We notice again a big hold up on procurements, this time writing around 1m new mail messages. A check reveals that 99% of the messages are not only identical but also entirely pointless.  Adding 990,000 pointless messages to another table is only going to cause even more delays downstream so we add another SQL file and repeat.  Initially I added a file like this which dropped the messages to 3500 or so, but on reflection, the procurement model is going anyway and these messages aren't really necessary, so just set them all NULL instead.

#!/bin/bash

result="$(psql -qc 'UPDATE procurement_order SET message = NULL WHERE create_date < $$2018-03-31$$ AND message IS NOT NULL AND message != $$$$;' 2>&1)"
ok=$?
if [ $ok -eq 0 -a -z "$result" ]; then
log INFO Messages from old procurements removed
elif [ $ok -ne 0 ]; then
log WARNING Attempt to remove old procurement messages \
$PGDATABASE@$PGHOST failed with this message: $result
fi

result="$(psql -qc 'UPDATE procurement_order SET message = NULL WHERE message IN ($$Products reserved from stock.$$,$$from stock: products assigned.$$);' 2>&1)"
ok=$?
if [ $ok -eq 0 -a -z "$result" ]; then
log INFO Normal procurement messages removed
elif [ $ok -ne 0 ]; then
log WARNING Attempt to remove normal procurement messages \
$PGDATABASE@$PGHOST failed with this message: $result
fi

result="$(psql -qc 'UPDATE procurement_order SET message = NULL WHERE state = $$cancel$$ AND message IS NOT NULL AND message != $$$$;' 2>&1)"
ok=$?
if [ $ok -eq 0 -a -z "$result" ]; then
log INFO Messages from cancelled procurements removed
elif [ $ok -ne 0 ]; then
log WARNING Attempt to remove cancelled procurement messages \
$PGDATABASE@$PGHOST failed with this message: $result
fi

In any case, these messages are non essential and can be progressively restored later by a shell script.  So I just drop the column and readd it.

So end of Day 3 and still no completed upgrade for even one version.

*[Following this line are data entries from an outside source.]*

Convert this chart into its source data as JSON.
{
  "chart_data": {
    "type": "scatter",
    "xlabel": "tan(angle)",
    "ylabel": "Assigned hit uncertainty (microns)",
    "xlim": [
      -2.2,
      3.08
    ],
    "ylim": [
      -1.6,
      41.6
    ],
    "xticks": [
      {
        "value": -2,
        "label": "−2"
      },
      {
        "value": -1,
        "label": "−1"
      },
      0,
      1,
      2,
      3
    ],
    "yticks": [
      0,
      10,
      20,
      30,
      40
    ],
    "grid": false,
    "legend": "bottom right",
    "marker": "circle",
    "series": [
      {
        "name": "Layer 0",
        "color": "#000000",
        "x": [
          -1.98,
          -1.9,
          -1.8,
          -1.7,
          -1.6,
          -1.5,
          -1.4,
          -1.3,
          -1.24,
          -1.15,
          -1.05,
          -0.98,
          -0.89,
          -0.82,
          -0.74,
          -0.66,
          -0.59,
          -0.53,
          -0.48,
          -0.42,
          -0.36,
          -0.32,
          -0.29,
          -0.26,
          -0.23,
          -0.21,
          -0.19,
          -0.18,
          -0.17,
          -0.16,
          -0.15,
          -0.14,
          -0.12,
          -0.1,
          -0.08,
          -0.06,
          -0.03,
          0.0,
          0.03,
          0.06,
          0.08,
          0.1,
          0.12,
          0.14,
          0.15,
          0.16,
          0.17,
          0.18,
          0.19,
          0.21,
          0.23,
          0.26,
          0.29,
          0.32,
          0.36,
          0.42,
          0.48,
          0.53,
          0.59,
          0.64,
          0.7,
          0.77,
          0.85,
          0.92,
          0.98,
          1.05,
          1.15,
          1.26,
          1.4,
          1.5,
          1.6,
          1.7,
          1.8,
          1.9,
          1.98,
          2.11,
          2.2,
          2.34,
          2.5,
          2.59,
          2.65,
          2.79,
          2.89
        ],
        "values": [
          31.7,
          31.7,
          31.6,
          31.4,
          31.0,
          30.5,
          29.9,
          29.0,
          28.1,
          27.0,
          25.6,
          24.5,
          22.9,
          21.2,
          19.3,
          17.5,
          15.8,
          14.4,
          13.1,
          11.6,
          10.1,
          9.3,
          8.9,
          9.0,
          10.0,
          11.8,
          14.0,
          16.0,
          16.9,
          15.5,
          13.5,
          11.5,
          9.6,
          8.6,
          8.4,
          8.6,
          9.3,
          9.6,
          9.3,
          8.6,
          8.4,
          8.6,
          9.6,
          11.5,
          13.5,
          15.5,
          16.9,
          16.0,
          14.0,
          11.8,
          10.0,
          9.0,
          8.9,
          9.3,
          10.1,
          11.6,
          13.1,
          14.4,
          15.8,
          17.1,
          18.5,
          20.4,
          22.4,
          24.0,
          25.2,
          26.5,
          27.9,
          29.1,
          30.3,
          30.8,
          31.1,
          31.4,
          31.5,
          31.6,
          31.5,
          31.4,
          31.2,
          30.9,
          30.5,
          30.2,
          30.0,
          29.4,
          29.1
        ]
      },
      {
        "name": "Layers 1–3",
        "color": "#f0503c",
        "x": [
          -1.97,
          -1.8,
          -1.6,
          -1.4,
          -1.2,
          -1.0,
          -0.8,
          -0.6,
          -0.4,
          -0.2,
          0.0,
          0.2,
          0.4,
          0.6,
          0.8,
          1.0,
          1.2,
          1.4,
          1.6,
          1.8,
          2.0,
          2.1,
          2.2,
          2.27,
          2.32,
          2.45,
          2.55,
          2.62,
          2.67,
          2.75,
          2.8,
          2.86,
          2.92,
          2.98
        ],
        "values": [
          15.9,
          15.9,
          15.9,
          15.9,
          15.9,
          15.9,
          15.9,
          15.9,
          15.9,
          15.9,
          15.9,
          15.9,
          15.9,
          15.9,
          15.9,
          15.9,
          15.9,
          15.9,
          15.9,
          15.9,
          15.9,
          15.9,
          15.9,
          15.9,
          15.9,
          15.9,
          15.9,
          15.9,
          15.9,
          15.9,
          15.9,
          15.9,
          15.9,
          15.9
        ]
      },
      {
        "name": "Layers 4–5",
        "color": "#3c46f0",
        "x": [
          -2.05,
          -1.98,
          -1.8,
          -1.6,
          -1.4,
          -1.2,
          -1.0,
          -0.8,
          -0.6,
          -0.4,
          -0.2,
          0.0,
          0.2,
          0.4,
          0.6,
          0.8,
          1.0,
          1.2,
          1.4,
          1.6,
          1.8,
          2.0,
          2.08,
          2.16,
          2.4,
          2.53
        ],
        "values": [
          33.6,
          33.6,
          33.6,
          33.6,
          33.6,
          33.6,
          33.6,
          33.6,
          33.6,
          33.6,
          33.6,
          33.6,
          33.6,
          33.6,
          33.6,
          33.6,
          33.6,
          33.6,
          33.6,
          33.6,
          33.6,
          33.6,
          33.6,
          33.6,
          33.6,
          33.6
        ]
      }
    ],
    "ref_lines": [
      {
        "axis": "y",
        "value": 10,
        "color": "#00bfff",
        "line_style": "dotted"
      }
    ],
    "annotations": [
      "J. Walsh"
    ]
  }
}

But we've cut hours off the eventual upgrade with procurement message and identified where the first big problems will be.  After 1 last restart, I notice now it is hung up in the post migration of the account module.  A check reveals it is in setting message_last_post which uses an openupgradelib function.  A check of the function and it looks very easy to port to SQL.  In the time to fork the lib, test the SQL it is still stuck here after 90 minutes, so we update pip.txt of our scaffolding to use the forked version and rebuild the image.  Account is now migrating in 9 minutes, vs the 90 it was at when I killed it.

As the upgrade is going on, lots of little data inconsistencies and warnings are being picked up which we'll address tomorrow.